Strength and strain
2 August 2012 § Leave a comment
Chambers demands to be heard in full today, and, while you are reading, here is a good song that always makes me think of seagulls soaring over the sea.
In the world ye shall have tribulation: but be of good cheer; I have overcome the world.
An average view of the Christian life is that it means deliverance from trouble. It is deliverance in trouble, which is very different. “He that dwelleth in the secret place of the Most High . . . there shall no evil befall thee”—no plague can come nigh the place where you are at one with God.
If you are a child of God, there certainly will be troubles to meet, but Jesus says do not be surprised when they come. “In the world ye shall have tribulation: but be of good cheer, I have overcome the world, there is nothing for you to fear.” Men who before they were saved would scorn to talk about troubles, often become “fushionless” after being born again because they have a wrong idea of a saint.
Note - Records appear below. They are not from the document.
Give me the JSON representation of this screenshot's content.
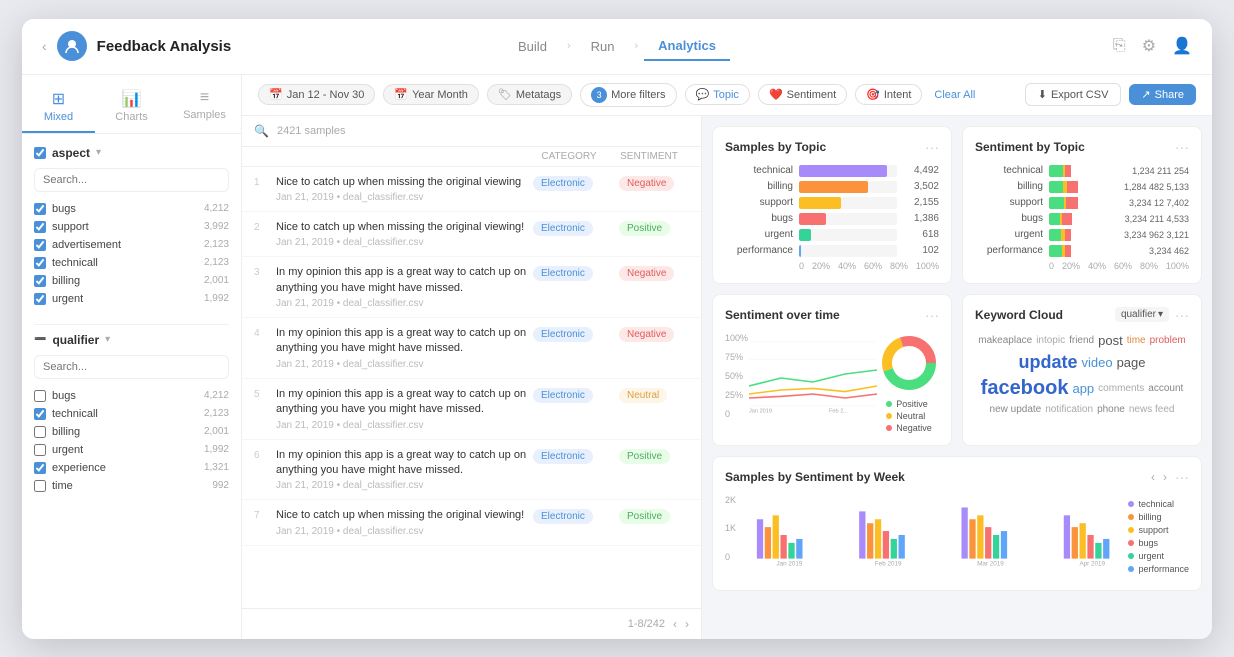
{
  "app": {
    "title": "Feedback Analysis",
    "nav": {
      "back": "‹",
      "items": [
        {
          "label": "Build",
          "active": false
        },
        {
          "label": "Run",
          "active": false
        },
        {
          "label": "Analytics",
          "active": true
        }
      ]
    },
    "toolbar_icons": [
      "copy-icon",
      "settings-icon",
      "user-icon"
    ]
  },
  "sidebar": {
    "tabs": [
      {
        "label": "Mixed",
        "icon": "⊞",
        "active": true
      },
      {
        "label": "Charts",
        "icon": "📊",
        "active": false
      },
      {
        "label": "Samples",
        "icon": "≡",
        "active": false
      }
    ],
    "aspect_group": {
      "title": "aspect",
      "search_placeholder": "Search...",
      "items": [
        {
          "label": "bugs",
          "count": "4,212",
          "checked": true
        },
        {
          "label": "support",
          "count": "3,992",
          "checked": true
        },
        {
          "label": "advertisement",
          "count": "2,123",
          "checked": true
        },
        {
          "label": "technicall",
          "count": "2,123",
          "checked": true
        },
        {
          "label": "billing",
          "count": "2,001",
          "checked": true
        },
        {
          "label": "urgent",
          "count": "1,992",
          "checked": true
        }
      ]
    },
    "qualifier_group": {
      "title": "qualifier",
      "search_placeholder": "Search...",
      "items": [
        {
          "label": "bugs",
          "count": "4,212",
          "checked": false
        },
        {
          "label": "technicall",
          "count": "2,123",
          "checked": true
        },
        {
          "label": "billing",
          "count": "2,001",
          "checked": false
        },
        {
          "label": "urgent",
          "count": "1,992",
          "checked": false
        },
        {
          "label": "experience",
          "count": "1,321",
          "checked": true
        },
        {
          "label": "time",
          "count": "992",
          "checked": false
        }
      ]
    }
  },
  "filter_bar": {
    "date_range": "Jan 12 - Nov 30",
    "period": "Year Month",
    "metatags": "Metatags",
    "more_filters_count": "3",
    "more_filters_label": "More filters",
    "topic_label": "Topic",
    "sentiment_label": "Sentiment",
    "intent_label": "Intent",
    "clear_all": "Clear All",
    "export_csv": "Export CSV",
    "share": "Share"
  },
  "table": {
    "samples_count": "2421 samples",
    "col_category": "CATEGORY",
    "col_sentiment": "SENTIMENT",
    "pagination": "1-8/242",
    "rows": [
      {
        "num": 1,
        "text": "Nice to catch up when missing the original viewing",
        "meta": "Jan 21, 2019 • deal_classifier.csv",
        "category": "Electronic",
        "sentiment": "Negative"
      },
      {
        "num": 2,
        "text": "Nice to catch up when missing the original viewing!",
        "meta": "Jan 21, 2019 • deal_classifier.csv",
        "category": "Electronic",
        "sentiment": "Positive"
      },
      {
        "num": 3,
        "text": "In my opinion this app is a great way to catch up on anything you have might have missed.",
        "meta": "Jan 21, 2019 • deal_classifier.csv",
        "category": "Electronic",
        "sentiment": "Negative"
      },
      {
        "num": 4,
        "text": "In my opinion this app is a great way to catch up on anything you have might have missed.",
        "meta": "Jan 21, 2019 • deal_classifier.csv",
        "category": "Electronic",
        "sentiment": "Negative"
      },
      {
        "num": 5,
        "text": "In my opinion this app is a great way to catch up on anything you have you might have missed.",
        "meta": "Jan 21, 2019 • deal_classifier.csv",
        "category": "Electronic",
        "sentiment": "Neutral"
      },
      {
        "num": 6,
        "text": "In my opinion this app is a great way to catch up on anything you have might have missed.",
        "meta": "Jan 21, 2019 • deal_classifier.csv",
        "category": "Electronic",
        "sentiment": "Positive"
      },
      {
        "num": 7,
        "text": "Nice to catch up when missing the original viewing!",
        "meta": "Jan 21, 2019 • deal_classifier.csv",
        "category": "Electronic",
        "sentiment": "Positive"
      }
    ]
  },
  "charts": {
    "samples_by_topic": {
      "title": "Samples by Topic",
      "rows": [
        {
          "label": "technical",
          "value": "4,492",
          "pct": 90,
          "color": "#a78bfa"
        },
        {
          "label": "billing",
          "value": "3,502",
          "pct": 70,
          "color": "#fb923c"
        },
        {
          "label": "support",
          "value": "2,155",
          "pct": 43,
          "color": "#fbbf24"
        },
        {
          "label": "bugs",
          "value": "1,386",
          "pct": 28,
          "color": "#f87171"
        },
        {
          "label": "urgent",
          "value": "618",
          "pct": 12,
          "color": "#34d399"
        },
        {
          "label": "performance",
          "value": "102",
          "pct": 2,
          "color": "#60a5fa"
        }
      ],
      "x_labels": [
        "0",
        "20%",
        "40%",
        "60%",
        "80%",
        "100%"
      ]
    },
    "sentiment_by_topic": {
      "title": "Sentiment by Topic",
      "rows": [
        {
          "label": "technical",
          "segs": [
            {
              "pct": 25,
              "color": "#4ade80"
            },
            {
              "pct": 5,
              "color": "#fbbf24"
            },
            {
              "pct": 10,
              "color": "#f87171"
            }
          ],
          "values": "1,234  211  254"
        },
        {
          "label": "billing",
          "segs": [
            {
              "pct": 25,
              "color": "#4ade80"
            },
            {
              "pct": 8,
              "color": "#fbbf24"
            },
            {
              "pct": 20,
              "color": "#f87171"
            }
          ],
          "values": "1,284  482  5,133"
        },
        {
          "label": "support",
          "segs": [
            {
              "pct": 28,
              "color": "#4ade80"
            },
            {
              "pct": 3,
              "color": "#fbbf24"
            },
            {
              "pct": 22,
              "color": "#f87171"
            }
          ],
          "values": "3,234  12  7,402"
        },
        {
          "label": "bugs",
          "segs": [
            {
              "pct": 20,
              "color": "#4ade80"
            },
            {
              "pct": 5,
              "color": "#fbbf24"
            },
            {
              "pct": 18,
              "color": "#f87171"
            }
          ],
          "values": "3,234  211  4,533"
        },
        {
          "label": "urgent",
          "segs": [
            {
              "pct": 22,
              "color": "#4ade80"
            },
            {
              "pct": 7,
              "color": "#fbbf24"
            },
            {
              "pct": 12,
              "color": "#f87171"
            }
          ],
          "values": "3,234  962  3,121"
        },
        {
          "label": "performance",
          "segs": [
            {
              "pct": 24,
              "color": "#4ade80"
            },
            {
              "pct": 6,
              "color": "#fbbf24"
            },
            {
              "pct": 10,
              "color": "#f87171"
            }
          ],
          "values": "3,234  462"
        }
      ],
      "x_labels": [
        "0",
        "20%",
        "40%",
        "60%",
        "80%",
        "100%"
      ]
    },
    "sentiment_over_time": {
      "title": "Sentiment over time",
      "y_labels": [
        "100%",
        "75%",
        "50%",
        "25%",
        "0"
      ],
      "x_labels": [
        "Jan 2019",
        "Feb 2..."
      ],
      "legend": [
        {
          "label": "Positive",
          "color": "#4ade80"
        },
        {
          "label": "Neutral",
          "color": "#fbbf24"
        },
        {
          "label": "Negative",
          "color": "#f87171"
        }
      ],
      "donut": {
        "positive": 45,
        "neutral": 25,
        "negative": 30
      }
    },
    "keyword_cloud": {
      "title": "Keyword Cloud",
      "dropdown": "qualifier",
      "keywords": [
        {
          "text": "makeaplace",
          "size": "small"
        },
        {
          "text": "intopic",
          "size": "small"
        },
        {
          "text": "friend",
          "size": "small"
        },
        {
          "text": "post",
          "size": "medium"
        },
        {
          "text": "time",
          "size": "small",
          "color": "orange"
        },
        {
          "text": "problem",
          "size": "small",
          "color": "red"
        },
        {
          "text": "update",
          "size": "large"
        },
        {
          "text": "video",
          "size": "medium"
        },
        {
          "text": "page",
          "size": "medium"
        },
        {
          "text": "facebook",
          "size": "large"
        },
        {
          "text": "app",
          "size": "medium"
        },
        {
          "text": "comments",
          "size": "small"
        },
        {
          "text": "account",
          "size": "small"
        },
        {
          "text": "new update",
          "size": "small"
        },
        {
          "text": "notification",
          "size": "small"
        },
        {
          "text": "phone",
          "size": "small"
        },
        {
          "text": "news feed",
          "size": "small"
        }
      ]
    },
    "samples_by_sentiment_week": {
      "title": "Samples by Sentiment by Week",
      "y_labels": [
        "2K",
        "1K",
        "0"
      ],
      "x_labels": [
        "Jan 2019",
        "Feb 2019",
        "Mar 2019",
        "Apr 2019"
      ],
      "legend": [
        {
          "label": "technical",
          "color": "#a78bfa"
        },
        {
          "label": "billing",
          "color": "#fb923c"
        },
        {
          "label": "support",
          "color": "#fbbf24"
        },
        {
          "label": "bugs",
          "color": "#f87171"
        },
        {
          "label": "urgent",
          "color": "#34d399"
        },
        {
          "label": "performance",
          "color": "#60a5fa"
        }
      ]
    }
  }
}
God does not give us overcoming life: He gives us life as we overcome. The strain is the strength. If there is no strain, there is no strength. Are you asking God to give you life and liberty and joy? He cannot, unless you will accept the strain. Immediately you face the strain, you will get the strength. Overcome your own timidity and take the step, and God will give you to eat of the tree of life and you will get nourishment. If you spend yourself out physically, you become exhausted; but spend yourself spiritually, and you get more strength. God never gives strength for tomorrow, or for the next hour, but only for the strain of the minute. The temptation is to face difficulties from a common-sense standpoint. The saint is hilarious when he is crushed with difficulties because the thing is so ludicrously impossible to anyone but God.